Una vez se metió en la cama, los recuerdos empezaron a surgir. Quizás Lázaro hubiese conocido a Isabel en un mal momento: al poco de que Nuria empezase a gustarle. Durante mucho tiempo, Lázaro y Nuria habían sido amigos. No unos amigos muy especiales, pero se caían bien. Tal vez, demasiado bien. Pero no parecía haber nada más allá de una mayor atracción por parte de Lázaro. Se dio cuenta de que quería algo más de una forma un poco rara. Simplemente, ella se cruzó un buen día en sus pensamientos y en su camino.

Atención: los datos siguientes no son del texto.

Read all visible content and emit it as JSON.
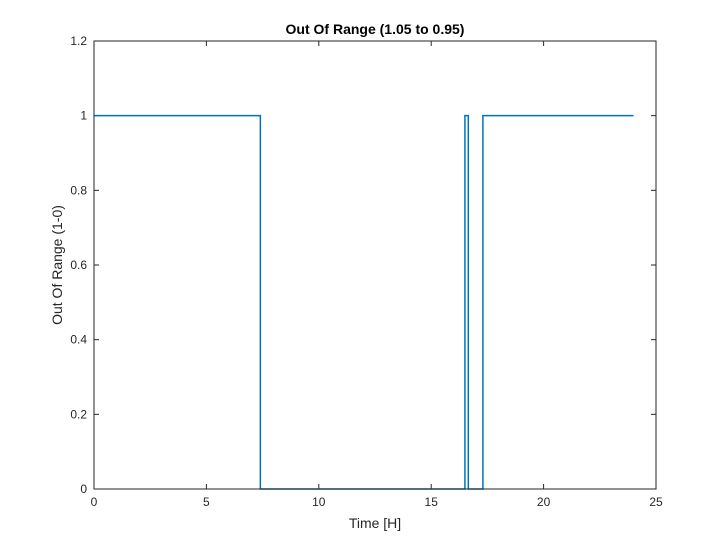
{
  "chart_data": {
    "type": "line",
    "title": "Out Of Range (1.05 to 0.95)",
    "xlabel": "Time [H]",
    "ylabel": "Out Of Range (1-0)",
    "xlim": [
      0,
      25
    ],
    "ylim": [
      0,
      1.2
    ],
    "xticks": [
      0,
      5,
      10,
      15,
      20,
      25
    ],
    "yticks": [
      0,
      0.2,
      0.4,
      0.6,
      0.8,
      1,
      1.2
    ],
    "xtick_labels": [
      "0",
      "5",
      "10",
      "15",
      "20",
      "25"
    ],
    "ytick_labels": [
      "0",
      "0.2",
      "0.4",
      "0.6",
      "0.8",
      "1",
      "1.2"
    ],
    "grid": false,
    "box": true,
    "colors": {
      "line": "#0072BD",
      "axes": "#262626"
    },
    "series": [
      {
        "step": "post",
        "x": [
          0,
          7.4,
          16.5,
          16.65,
          17.3,
          24
        ],
        "y": [
          1,
          0,
          1,
          0,
          1,
          1
        ]
      }
    ]
  }
}
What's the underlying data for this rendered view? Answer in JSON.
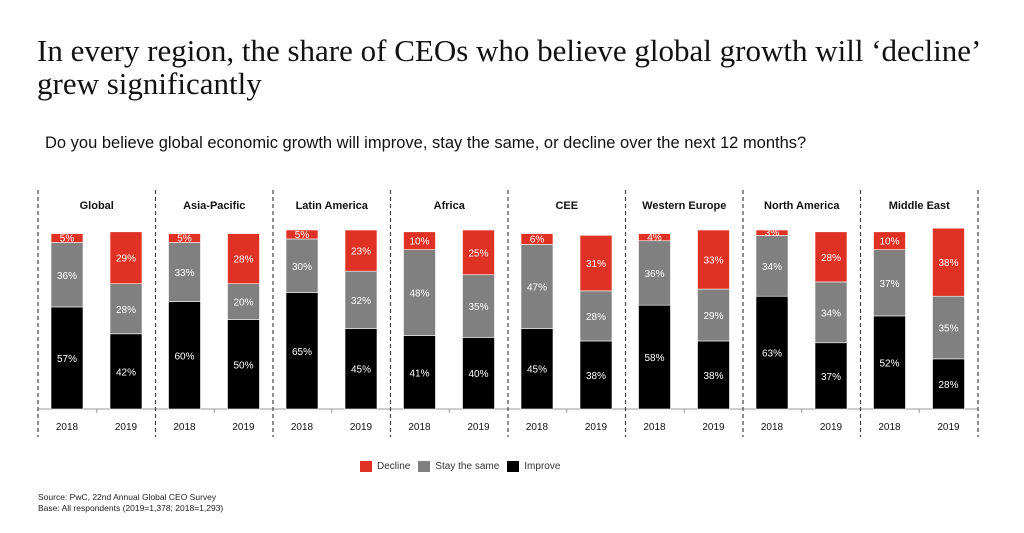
{
  "title": "In every region, the share of CEOs who believe global growth will ‘decline’ grew significantly",
  "subtitle": "Do you believe global economic growth will improve, stay the same, or decline over the next 12 months?",
  "colors": {
    "Decline": "#e03224",
    "Stay the same": "#808080",
    "Improve": "#000000"
  },
  "legend": [
    {
      "label": "Decline",
      "color": "#e03224"
    },
    {
      "label": "Stay the same",
      "color": "#808080"
    },
    {
      "label": "Improve",
      "color": "#000000"
    }
  ],
  "source": {
    "line1": "Source: PwC, 22nd Annual Global CEO Survey",
    "line2": "Base: All respondents (2019=1,378; 2018=1,293)"
  },
  "chart_data": {
    "type": "bar",
    "stacked": true,
    "title": "Do you believe global economic growth will improve, stay the same, or decline over the next 12 months?",
    "xlabel": "",
    "ylabel": "",
    "ylim": [
      0,
      100
    ],
    "grid": false,
    "legend_position": "bottom-center",
    "groups": [
      "Global",
      "Asia-Pacific",
      "Latin America",
      "Africa",
      "CEE",
      "Western Europe",
      "North America",
      "Middle East"
    ],
    "categories": [
      "2018",
      "2019"
    ],
    "series": [
      {
        "name": "Improve",
        "values": {
          "Global": [
            57,
            42
          ],
          "Asia-Pacific": [
            60,
            50
          ],
          "Latin America": [
            65,
            45
          ],
          "Africa": [
            41,
            40
          ],
          "CEE": [
            45,
            38
          ],
          "Western Europe": [
            58,
            38
          ],
          "North America": [
            63,
            37
          ],
          "Middle East": [
            52,
            28
          ]
        }
      },
      {
        "name": "Stay the same",
        "values": {
          "Global": [
            36,
            28
          ],
          "Asia-Pacific": [
            33,
            20
          ],
          "Latin America": [
            30,
            32
          ],
          "Africa": [
            48,
            35
          ],
          "CEE": [
            47,
            28
          ],
          "Western Europe": [
            36,
            29
          ],
          "North America": [
            34,
            34
          ],
          "Middle East": [
            37,
            35
          ]
        }
      },
      {
        "name": "Decline",
        "values": {
          "Global": [
            5,
            29
          ],
          "Asia-Pacific": [
            5,
            28
          ],
          "Latin America": [
            5,
            23
          ],
          "Africa": [
            10,
            25
          ],
          "CEE": [
            6,
            31
          ],
          "Western Europe": [
            4,
            33
          ],
          "North America": [
            3,
            28
          ],
          "Middle East": [
            10,
            38
          ]
        }
      }
    ]
  }
}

Y poco después, apareció Isabel. Pero él estaba demasiado ofuscado a causa de Nuria como para darse cuenta. Tal vez llegó a sentir algo más, pero Josele fue, de cualquier forma, más rápido. Luego, una mala noche, una triste sucesión de acontecimientos, cubalibre, una ilusión que se rompe, más cubalibre, esa extraña pastilla que no debió probar, cubalibre sin cola, la moto de Alfonso... y un idiota que pone fin al primer párrafo de la historia de su vida. Y suerte tuvo de poder continuar.
Pero, ¿fue suerte?
Durante seis años, vivió en un mundo en el que era feliz. Era un mundo creado por sus sueños. No recordaba nada de eso. Pero sabía que le había gustado.
No era lógico que, tras pasar seis años en coma, sólo desease volver a dormir.
Y eso era todo lo que él quería.
Volver a soñar.
Con su mundo...
Pero no siempre los sueños se dedicaban a hacerle más placentera esa importante parte de su no muy afortunada existencia. A veces le parecían malignos demonios enviados por los espíritus del viento (Lázaro había oído que los antiguos relacionaban al viento con los sueños), como aquella vez que soñó la tormenta. Despertar significó el dolor, al saber que su sueño no podría ser realidad. Y, tras seis años de sueño, despertar volvió a significar lo mismo. Sólo que esta vez su dolor se debía a que aquello sólo fue un sueño, no fue la realidad. Y esta vez no había remedio posible.
Lázaro recordó entonces que, seis años antes, sus padres estaban a punto de divorciarse. Y allí estaban, durmiendo juntos en la habitación a escasos metros de la suya propia.
Entonces sonrió. Y cerró los ojos, dispuesto a entrar de nuevo en su sueño.
Aunque no había regresado desde que despertó.